2 「INFORMS(2010)」(海外での論文発表)
 「情報の受発信経路」についての研究がなされた。想定されていた仮説は、情報発信経路別に発信確率が異なること、複数の経路から受けた情報は発信されやすくなる。この二点であった。
3 「JIMS(2010)」
 ここでは、「広告コミュニケーションのネットワーク構造」が実証分析された。対面コミュニケーション(時間制限付き)の次数分布が「ガンマ分布で近似できること」を実証することができた。
4 「JIMS (2011)」
 もうひとつのモジュールである「広告接触と想起」がモデル化された。そこでは、非集計データとロジスティック回帰モデルによる想起確率の推定されている。なお、個人別にロジットモデル推定とエージェントシミュレーションへの実装が試みられた。これより、SNS経由で発信される口コミと、テレビなどマス広告の経路が統合できることができた。
5 「JIMS(2013)」(4回の研究のまとめ)
 統合された広告効果モデルがシミュレーションされた。実証データから示唆されたことは、次の二点だった。
 ①広告想起率を増加させるには、(SNS経由で)個々の消費者に直接アプローチするより、(マス)テレビ広告を増加する方が効率がよい。

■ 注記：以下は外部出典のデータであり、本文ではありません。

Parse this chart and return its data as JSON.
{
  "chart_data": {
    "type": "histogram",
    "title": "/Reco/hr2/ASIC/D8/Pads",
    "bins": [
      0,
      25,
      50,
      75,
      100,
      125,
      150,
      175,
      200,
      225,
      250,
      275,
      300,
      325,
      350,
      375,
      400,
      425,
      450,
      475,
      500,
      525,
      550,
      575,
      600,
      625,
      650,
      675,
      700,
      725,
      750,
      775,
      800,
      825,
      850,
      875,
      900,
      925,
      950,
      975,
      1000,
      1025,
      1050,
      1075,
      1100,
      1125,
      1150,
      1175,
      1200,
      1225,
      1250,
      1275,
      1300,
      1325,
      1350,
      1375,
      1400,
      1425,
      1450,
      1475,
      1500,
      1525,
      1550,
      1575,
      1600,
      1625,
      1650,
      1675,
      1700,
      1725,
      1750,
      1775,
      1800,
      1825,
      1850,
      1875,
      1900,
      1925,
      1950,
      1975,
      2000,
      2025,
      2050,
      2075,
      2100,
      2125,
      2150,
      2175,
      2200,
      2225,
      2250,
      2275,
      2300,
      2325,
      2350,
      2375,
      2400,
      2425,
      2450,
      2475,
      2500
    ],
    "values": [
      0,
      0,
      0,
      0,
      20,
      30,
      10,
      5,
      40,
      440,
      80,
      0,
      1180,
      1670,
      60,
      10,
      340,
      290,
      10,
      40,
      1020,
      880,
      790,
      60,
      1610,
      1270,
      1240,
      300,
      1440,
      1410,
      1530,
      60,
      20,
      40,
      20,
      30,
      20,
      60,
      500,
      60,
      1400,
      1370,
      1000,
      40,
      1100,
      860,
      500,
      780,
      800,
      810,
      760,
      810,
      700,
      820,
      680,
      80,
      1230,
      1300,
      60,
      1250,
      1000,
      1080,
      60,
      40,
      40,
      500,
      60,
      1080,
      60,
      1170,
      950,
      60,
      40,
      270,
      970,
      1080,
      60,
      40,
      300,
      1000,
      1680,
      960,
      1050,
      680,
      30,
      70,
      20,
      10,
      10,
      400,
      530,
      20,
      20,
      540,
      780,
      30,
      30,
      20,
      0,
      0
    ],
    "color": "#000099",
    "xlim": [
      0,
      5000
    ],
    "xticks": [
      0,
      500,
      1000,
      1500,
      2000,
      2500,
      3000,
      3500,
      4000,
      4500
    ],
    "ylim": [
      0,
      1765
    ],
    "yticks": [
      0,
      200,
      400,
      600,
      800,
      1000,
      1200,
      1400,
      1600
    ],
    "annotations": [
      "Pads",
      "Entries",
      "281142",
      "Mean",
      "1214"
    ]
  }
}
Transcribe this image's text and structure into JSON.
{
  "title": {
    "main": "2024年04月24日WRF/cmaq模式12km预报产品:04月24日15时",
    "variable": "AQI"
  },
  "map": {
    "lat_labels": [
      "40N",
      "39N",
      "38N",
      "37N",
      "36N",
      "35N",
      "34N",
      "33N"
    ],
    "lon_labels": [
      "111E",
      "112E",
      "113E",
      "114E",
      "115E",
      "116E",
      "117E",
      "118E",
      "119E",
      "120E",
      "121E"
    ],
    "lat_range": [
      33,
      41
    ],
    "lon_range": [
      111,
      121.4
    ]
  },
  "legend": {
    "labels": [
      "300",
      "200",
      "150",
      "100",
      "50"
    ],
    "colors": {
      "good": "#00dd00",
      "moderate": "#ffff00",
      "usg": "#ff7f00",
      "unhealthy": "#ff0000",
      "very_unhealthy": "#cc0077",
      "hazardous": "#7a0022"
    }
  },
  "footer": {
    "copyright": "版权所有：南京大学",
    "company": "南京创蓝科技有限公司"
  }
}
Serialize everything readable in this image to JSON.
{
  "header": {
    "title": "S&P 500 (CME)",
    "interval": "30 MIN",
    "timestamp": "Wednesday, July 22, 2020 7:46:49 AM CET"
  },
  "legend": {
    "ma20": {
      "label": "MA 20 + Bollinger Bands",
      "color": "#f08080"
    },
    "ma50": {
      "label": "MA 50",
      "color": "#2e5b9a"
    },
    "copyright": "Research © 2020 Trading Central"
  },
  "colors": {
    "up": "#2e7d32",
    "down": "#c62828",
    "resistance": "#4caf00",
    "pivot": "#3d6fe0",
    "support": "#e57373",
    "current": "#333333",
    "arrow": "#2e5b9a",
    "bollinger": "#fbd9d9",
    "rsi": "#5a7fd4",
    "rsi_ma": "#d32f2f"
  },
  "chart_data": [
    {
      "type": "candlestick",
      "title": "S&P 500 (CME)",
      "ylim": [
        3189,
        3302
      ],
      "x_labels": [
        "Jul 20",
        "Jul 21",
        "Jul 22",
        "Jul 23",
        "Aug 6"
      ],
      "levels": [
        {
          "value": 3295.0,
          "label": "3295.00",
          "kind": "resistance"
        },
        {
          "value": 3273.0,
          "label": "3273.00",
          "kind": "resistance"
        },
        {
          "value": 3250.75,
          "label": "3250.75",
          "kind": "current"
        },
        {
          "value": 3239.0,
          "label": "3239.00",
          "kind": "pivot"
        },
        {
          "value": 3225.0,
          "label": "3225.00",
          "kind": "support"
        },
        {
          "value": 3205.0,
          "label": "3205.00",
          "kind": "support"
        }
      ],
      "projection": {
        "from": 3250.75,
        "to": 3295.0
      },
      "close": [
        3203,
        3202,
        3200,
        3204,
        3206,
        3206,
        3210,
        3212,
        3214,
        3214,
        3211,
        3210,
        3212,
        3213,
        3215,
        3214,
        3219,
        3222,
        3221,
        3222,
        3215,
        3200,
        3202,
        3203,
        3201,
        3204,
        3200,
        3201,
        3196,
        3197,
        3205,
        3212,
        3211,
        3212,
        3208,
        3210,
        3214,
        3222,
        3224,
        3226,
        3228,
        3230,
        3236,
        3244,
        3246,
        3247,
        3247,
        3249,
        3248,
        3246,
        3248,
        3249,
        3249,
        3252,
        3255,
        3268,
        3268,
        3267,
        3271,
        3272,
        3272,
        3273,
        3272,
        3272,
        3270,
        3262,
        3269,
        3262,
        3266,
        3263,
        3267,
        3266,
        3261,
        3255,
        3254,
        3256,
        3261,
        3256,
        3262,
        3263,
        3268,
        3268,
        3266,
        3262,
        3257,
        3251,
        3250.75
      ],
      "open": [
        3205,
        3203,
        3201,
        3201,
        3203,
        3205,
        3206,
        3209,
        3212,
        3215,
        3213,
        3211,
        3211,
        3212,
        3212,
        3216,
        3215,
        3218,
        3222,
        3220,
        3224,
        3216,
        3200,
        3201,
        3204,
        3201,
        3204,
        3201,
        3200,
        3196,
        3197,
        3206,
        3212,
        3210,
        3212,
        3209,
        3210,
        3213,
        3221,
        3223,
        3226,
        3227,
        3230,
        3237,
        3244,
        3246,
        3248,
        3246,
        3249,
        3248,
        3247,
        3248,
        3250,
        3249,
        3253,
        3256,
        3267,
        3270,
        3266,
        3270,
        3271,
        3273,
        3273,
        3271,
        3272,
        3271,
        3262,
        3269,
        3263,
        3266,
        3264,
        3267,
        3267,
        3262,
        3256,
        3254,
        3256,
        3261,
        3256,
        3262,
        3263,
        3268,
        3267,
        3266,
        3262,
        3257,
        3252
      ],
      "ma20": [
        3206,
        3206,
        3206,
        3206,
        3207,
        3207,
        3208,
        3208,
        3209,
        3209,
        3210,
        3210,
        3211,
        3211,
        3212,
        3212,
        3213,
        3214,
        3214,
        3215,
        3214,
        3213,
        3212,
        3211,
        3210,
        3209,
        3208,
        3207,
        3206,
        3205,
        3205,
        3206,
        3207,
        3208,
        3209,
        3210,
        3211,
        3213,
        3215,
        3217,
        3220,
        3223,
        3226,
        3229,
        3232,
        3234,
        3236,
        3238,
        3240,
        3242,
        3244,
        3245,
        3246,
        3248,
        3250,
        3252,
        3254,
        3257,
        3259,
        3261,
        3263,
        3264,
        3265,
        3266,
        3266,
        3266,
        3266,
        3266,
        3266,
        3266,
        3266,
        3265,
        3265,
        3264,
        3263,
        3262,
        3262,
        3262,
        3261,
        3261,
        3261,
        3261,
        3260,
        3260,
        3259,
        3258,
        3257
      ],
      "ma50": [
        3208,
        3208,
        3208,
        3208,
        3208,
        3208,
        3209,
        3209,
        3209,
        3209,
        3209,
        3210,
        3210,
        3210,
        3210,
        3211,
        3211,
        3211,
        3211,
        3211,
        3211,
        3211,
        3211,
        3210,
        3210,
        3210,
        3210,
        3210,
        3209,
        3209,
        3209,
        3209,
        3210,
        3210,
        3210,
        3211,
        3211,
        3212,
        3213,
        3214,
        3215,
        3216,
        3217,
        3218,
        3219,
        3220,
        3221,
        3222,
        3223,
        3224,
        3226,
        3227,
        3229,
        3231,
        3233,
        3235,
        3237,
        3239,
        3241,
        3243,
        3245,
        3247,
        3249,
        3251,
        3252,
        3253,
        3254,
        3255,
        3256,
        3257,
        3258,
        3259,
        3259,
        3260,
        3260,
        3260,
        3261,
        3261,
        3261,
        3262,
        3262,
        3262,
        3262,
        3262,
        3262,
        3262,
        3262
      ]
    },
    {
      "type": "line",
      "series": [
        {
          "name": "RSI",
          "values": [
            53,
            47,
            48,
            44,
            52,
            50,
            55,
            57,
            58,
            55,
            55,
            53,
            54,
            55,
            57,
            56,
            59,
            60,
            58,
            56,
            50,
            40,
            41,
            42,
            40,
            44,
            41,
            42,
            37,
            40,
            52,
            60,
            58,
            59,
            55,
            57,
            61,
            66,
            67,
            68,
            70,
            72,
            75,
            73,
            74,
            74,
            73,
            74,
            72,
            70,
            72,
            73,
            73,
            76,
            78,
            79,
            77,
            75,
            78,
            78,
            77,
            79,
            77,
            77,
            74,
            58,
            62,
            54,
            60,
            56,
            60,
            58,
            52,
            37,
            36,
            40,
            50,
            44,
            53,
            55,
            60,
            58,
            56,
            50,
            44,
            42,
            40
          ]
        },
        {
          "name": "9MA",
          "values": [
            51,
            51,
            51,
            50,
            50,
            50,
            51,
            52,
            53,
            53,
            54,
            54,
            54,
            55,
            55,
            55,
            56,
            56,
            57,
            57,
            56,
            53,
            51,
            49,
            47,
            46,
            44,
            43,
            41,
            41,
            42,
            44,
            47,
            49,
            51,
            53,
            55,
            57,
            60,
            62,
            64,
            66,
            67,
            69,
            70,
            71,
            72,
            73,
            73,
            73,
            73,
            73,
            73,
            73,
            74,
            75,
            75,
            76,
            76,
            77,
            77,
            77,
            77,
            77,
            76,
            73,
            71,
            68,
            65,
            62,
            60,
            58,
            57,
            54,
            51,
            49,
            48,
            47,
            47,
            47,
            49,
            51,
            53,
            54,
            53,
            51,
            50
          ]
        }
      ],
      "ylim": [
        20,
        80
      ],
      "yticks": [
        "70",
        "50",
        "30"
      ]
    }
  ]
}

 ②特定の個人(インフルエンサー、アルファ・ブロガーなど)へのアプローチは効果がないわけではないが、実現可能な方法論の検討の余地があること。
 この結果を受けて、とりあえずの提言(さらに精査が必要)としては、
 ③広告媒体として、テレビは従前と変わらずに支配的な媒体である。
 ④ネットワーク効果(伝播)を期待した消費者個々へのアプローチは、思いのほかにコスト高になる。
 ⑤ターゲットが限定された商材やキャンペーンの場合に、SNSの経路は有効である。
 ⑥テレビ(マス・ターゲット)と個別アプローチの組み合わせが重要になる。

4.研究の方向性(期待される研究成果)
 本研究では、定量調査(コンピュータ・シミュレーション、メディア接触行動調査、広告想起率調査)、定性調査(視線測定法、面接調査)、エスノグラフィーの手法(視聴者観察)などを利用して、多元的にメディアの受け手と情報発信効果を捉える。ソーシャルメディアの時代において、生活者のメディア接触や態度変容を検証することで、ソーシャルメディアとマス広告の効果を統一した枠組みで分析する。そのことで、メディア計画やコンテンツ制作の現場に対しての新たな知見を提供してみたい。
 なお、2013年度の「カンヌ国際広告祭」から「広告」(Advertising)という文字が消えてしまったことを、メディアを研究対象にしている研究者グループとしても深刻に受け止めていること付け加えておきたい。「広告祭」に代わる新しい名称は、「クリエイティビティ・フェスティバル」である。「広告」のあり方がこれほどシリアスに問われている時代もないだろう。受け手である視聴者のメディア接触行動の変化を正確に捉えて、「確実に届いて心に響く」広告のあり方を検証し、提示することが本研究の目的である。